According to the first-principles simulations, the amount of emitted electron increased in the order A to F (helium irradiation points) shown in Fig. 1. Figure 2(a) shows the simulated HIM image of graphene which was obtained by interpolating the calculated amounts of emitted electrons depending on irradiation points. Figure 2(b) shows graphene electron density distribution, which shows strong correlation with the simulated HIM image.
Figure 2: (a) Simulated HIM image of graphene (b) Electron density distribution of graphene
Assuming that a simulated HIM image is similar to electron density distribution, material structures can be analyzed using already obtained HIM images by experiments. Figure 2 is a simulated result assuming the diameter of helium ion beam as that of helium nuclei, namely the size-less point. On the other hand, the radius of currently available helium ion beam corresponds to the triple of the effective helium atomic radius, which can be included in simulated HIM images by introducing "broadening" in the electron density profile shown in Fig. 2 (b).

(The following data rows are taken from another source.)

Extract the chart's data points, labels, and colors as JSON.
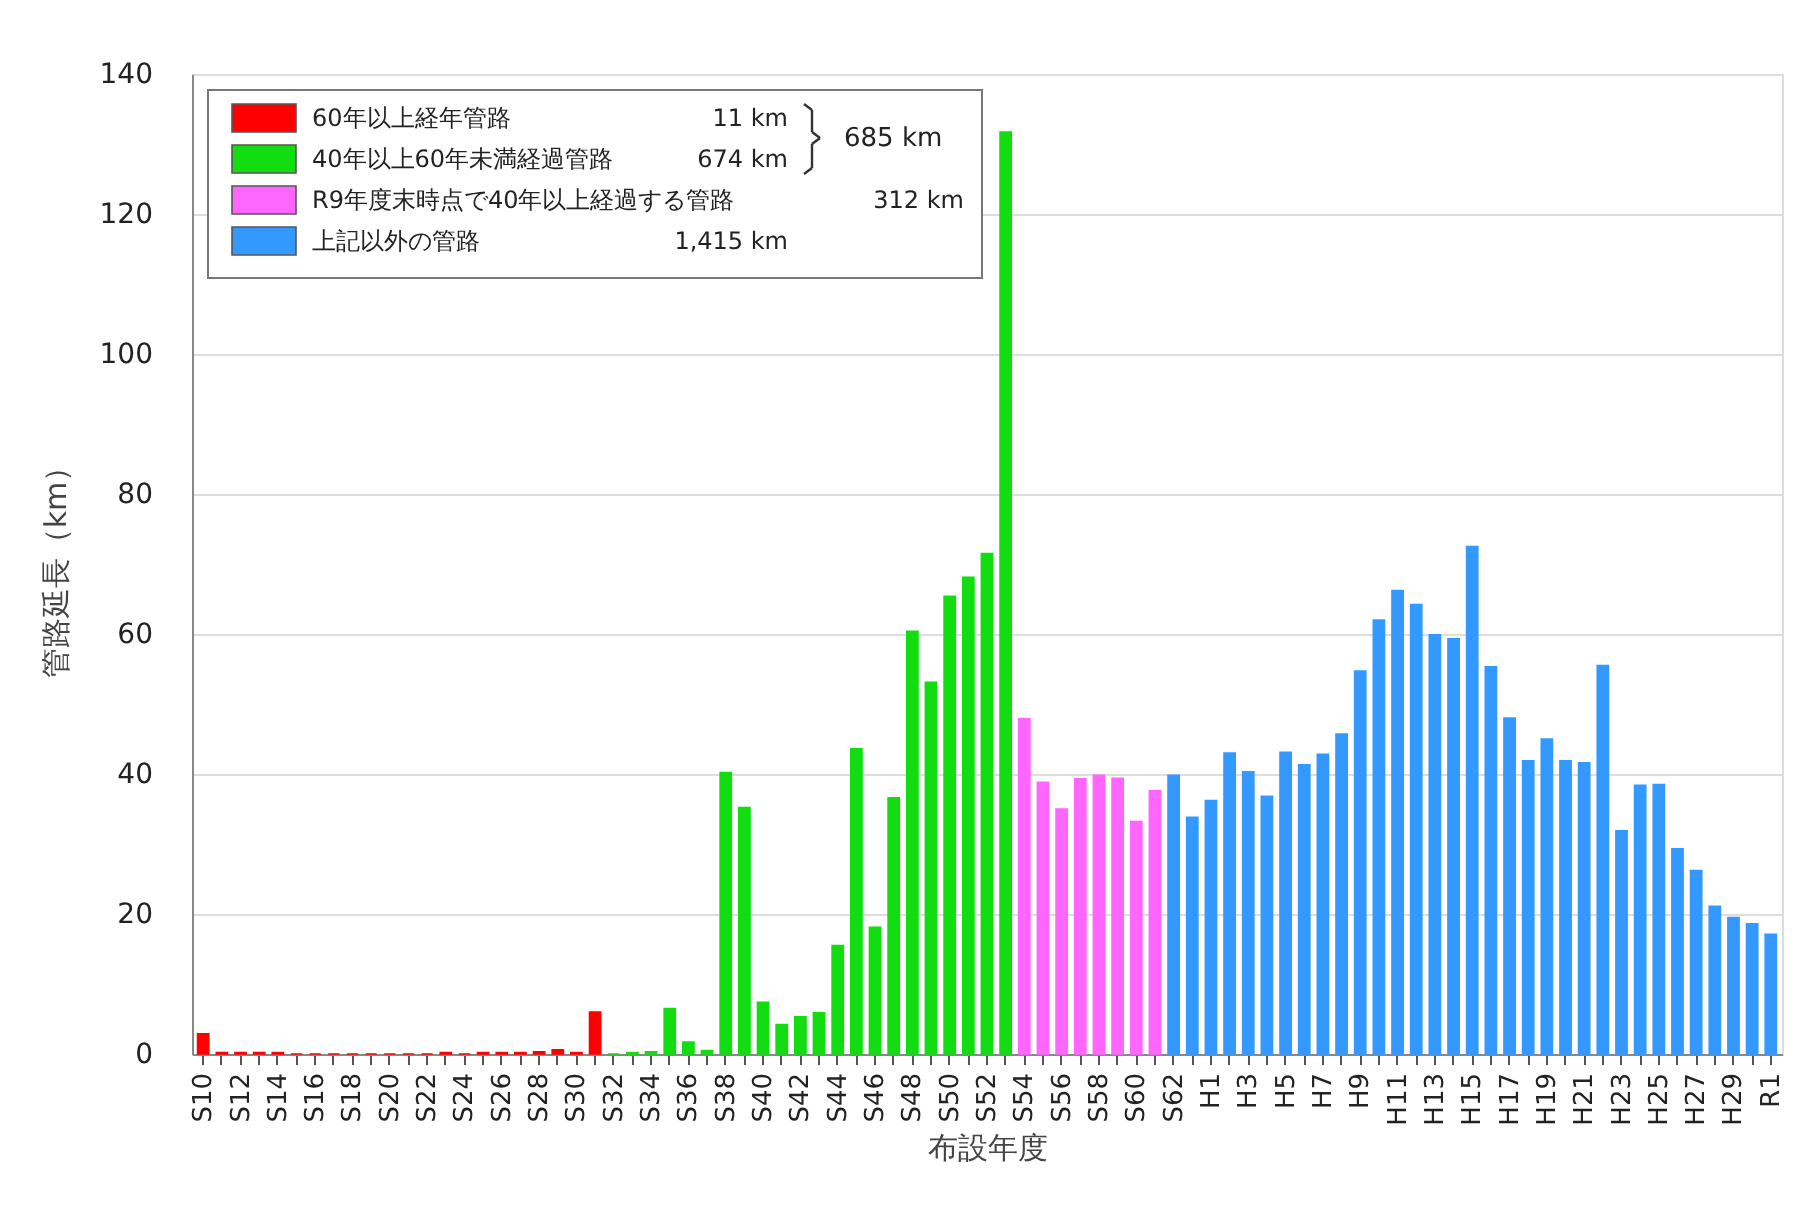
{
  "chart_data": {
    "type": "bar",
    "xlabel": "布設年度",
    "ylabel": "管路延長（km）",
    "categories": [
      "S10",
      null,
      "S12",
      null,
      "S14",
      null,
      "S16",
      null,
      "S18",
      null,
      "S20",
      null,
      "S22",
      null,
      "S24",
      null,
      "S26",
      null,
      "S28",
      null,
      "S30",
      null,
      "S32",
      null,
      "S34",
      null,
      "S36",
      null,
      "S38",
      null,
      "S40",
      null,
      "S42",
      null,
      "S44",
      null,
      "S46",
      null,
      "S48",
      null,
      "S50",
      null,
      "S52",
      null,
      "S54",
      null,
      "S56",
      null,
      "S58",
      null,
      "S60",
      null,
      "S62",
      null,
      "H1",
      null,
      "H3",
      null,
      "H5",
      null,
      "H7",
      null,
      "H9",
      null,
      "H11",
      null,
      "H13",
      null,
      "H15",
      null,
      "H17",
      null,
      "H19",
      null,
      "H21",
      null,
      "H23",
      null,
      "H25",
      null,
      "H27",
      null,
      "H29",
      null,
      "R1"
    ],
    "series": [
      {
        "name": "60年以上経年管路",
        "color": "#ff0000",
        "values": [
          2.9,
          0.2,
          0.2,
          0.2,
          0.2,
          0,
          0,
          0,
          0,
          0,
          0,
          0,
          0,
          0.2,
          0,
          0.2,
          0.2,
          0.2,
          0.3,
          0.6,
          0.2,
          6.0,
          null,
          null,
          null,
          null,
          null,
          null,
          null,
          null,
          null,
          null,
          null,
          null,
          null,
          null,
          null,
          null,
          null,
          null,
          null,
          null,
          null,
          null,
          null,
          null,
          null,
          null,
          null,
          null,
          null,
          null,
          null,
          null,
          null,
          null,
          null,
          null,
          null,
          null,
          null,
          null,
          null,
          null,
          null,
          null,
          null,
          null,
          null,
          null,
          null,
          null,
          null,
          null,
          null,
          null,
          null,
          null,
          null,
          null,
          null,
          null,
          null,
          null,
          null
        ]
      },
      {
        "name": "40年以上60年未満経過管路",
        "color": "#11dd11",
        "values": [
          null,
          null,
          null,
          null,
          null,
          null,
          null,
          null,
          null,
          null,
          null,
          null,
          null,
          null,
          null,
          null,
          null,
          null,
          null,
          null,
          null,
          null,
          0,
          0.2,
          0.3,
          6.5,
          1.7,
          0.5,
          40.2,
          35.2,
          7.4,
          4.2,
          5.3,
          5.9,
          15.5,
          43.6,
          18.1,
          36.6,
          60.4,
          53.1,
          65.4,
          68.1,
          71.5,
          131.7,
          null,
          null,
          null,
          null,
          null,
          null,
          null,
          null,
          null,
          null,
          null,
          null,
          null,
          null,
          null,
          null,
          null,
          null,
          null,
          null,
          null,
          null,
          null,
          null,
          null,
          null,
          null,
          null,
          null,
          null,
          null,
          null,
          null,
          null,
          null,
          null,
          null,
          null,
          null,
          null,
          null
        ]
      },
      {
        "name": "R9年度末時点で40年以上経過する管路",
        "color": "#ff66ff",
        "values": [
          null,
          null,
          null,
          null,
          null,
          null,
          null,
          null,
          null,
          null,
          null,
          null,
          null,
          null,
          null,
          null,
          null,
          null,
          null,
          null,
          null,
          null,
          null,
          null,
          null,
          null,
          null,
          null,
          null,
          null,
          null,
          null,
          null,
          null,
          null,
          null,
          null,
          null,
          null,
          null,
          null,
          null,
          null,
          null,
          47.9,
          38.8,
          35.0,
          39.3,
          39.8,
          39.4,
          33.2,
          37.6,
          null,
          null,
          null,
          null,
          null,
          null,
          null,
          null,
          null,
          null,
          null,
          null,
          null,
          null,
          null,
          null,
          null,
          null,
          null,
          null,
          null,
          null,
          null,
          null,
          null,
          null,
          null,
          null,
          null,
          null,
          null,
          null,
          null
        ]
      },
      {
        "name": "上記以外の管路",
        "color": "#3399ff",
        "values": [
          null,
          null,
          null,
          null,
          null,
          null,
          null,
          null,
          null,
          null,
          null,
          null,
          null,
          null,
          null,
          null,
          null,
          null,
          null,
          null,
          null,
          null,
          null,
          null,
          null,
          null,
          null,
          null,
          null,
          null,
          null,
          null,
          null,
          null,
          null,
          null,
          null,
          null,
          null,
          null,
          null,
          null,
          null,
          null,
          null,
          null,
          null,
          null,
          null,
          null,
          null,
          null,
          39.8,
          33.8,
          36.2,
          43.0,
          40.3,
          36.8,
          43.1,
          41.3,
          42.8,
          45.7,
          54.7,
          62.0,
          66.2,
          64.2,
          59.9,
          59.3,
          72.5,
          55.3,
          48.0,
          41.9,
          45.0,
          41.9,
          41.6,
          55.5,
          31.9,
          38.4,
          38.5,
          29.3,
          26.2,
          21.1,
          19.5,
          18.6,
          17.1
        ]
      }
    ],
    "annotations": [
      "11 km",
      "674 km",
      "312 km",
      "1,415 km",
      "685 km"
    ],
    "ylim": [
      0,
      140
    ],
    "yticks": [
      0,
      20,
      40,
      60,
      80,
      100,
      120,
      140
    ],
    "grid": "y",
    "legend": "top left"
  }
}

Figure 3 shows HIM images approximated from the electron density distribution at an edge of graphene ribbon. Gaussian-broadening (Δr) that corresponds to the half of diameter of helium ion beam was applied to the electron density distribution to approximate the HIM images. The left image was obtained by assuming an ultra-thin diameter of helium ion beam corresponding to the helium nuclei, which shows atomic resolution. The right image was approximated by assuming the diameter of currently available helium ion beam, which shows uniform electron emission at the central part of graphene ribbon while shows a flat image at the edge with gradually decreasing electron emission. Meanwhile, the central image was simulated by assuming a slightly narrower diameter of helium ion beam, which can shows a honeycomb lattice image of graphene even though it cannot reach to the atomic resolution. This result suggests that the graphene lattice would be observed with a diameter of helium ion beam smaller than that of currently available beam.
Figure 3: Simulated HIM images with different diameters of helium ion beam (about four times of Δr). The blue arrows indicate the contour lines of maximum electron emission.
The mechanisms of electron emission upon collision of helium ion to the sample was thought as processes accompanying to the neutralization of the helium ion or processes that accompanies to core-electron excitation in carbon atoms. However, the present simulation revealed the low neutralization probability of the helium ion that go through graphene because its velocity is too fast. Experimentally measured and reported kinetic energy of the emitted electron is in the order of few eV that is too low to excite carbon atom's core electrons. Therefore, the mechanisms mentioned above are unlikely. The present computational results suggest that the impact ionization of a helium ion causes secondary electron emission.
With use of the computational method, the researcher will contribute to the development of device technology through the characterization of the quality of nano-device materials using HIM.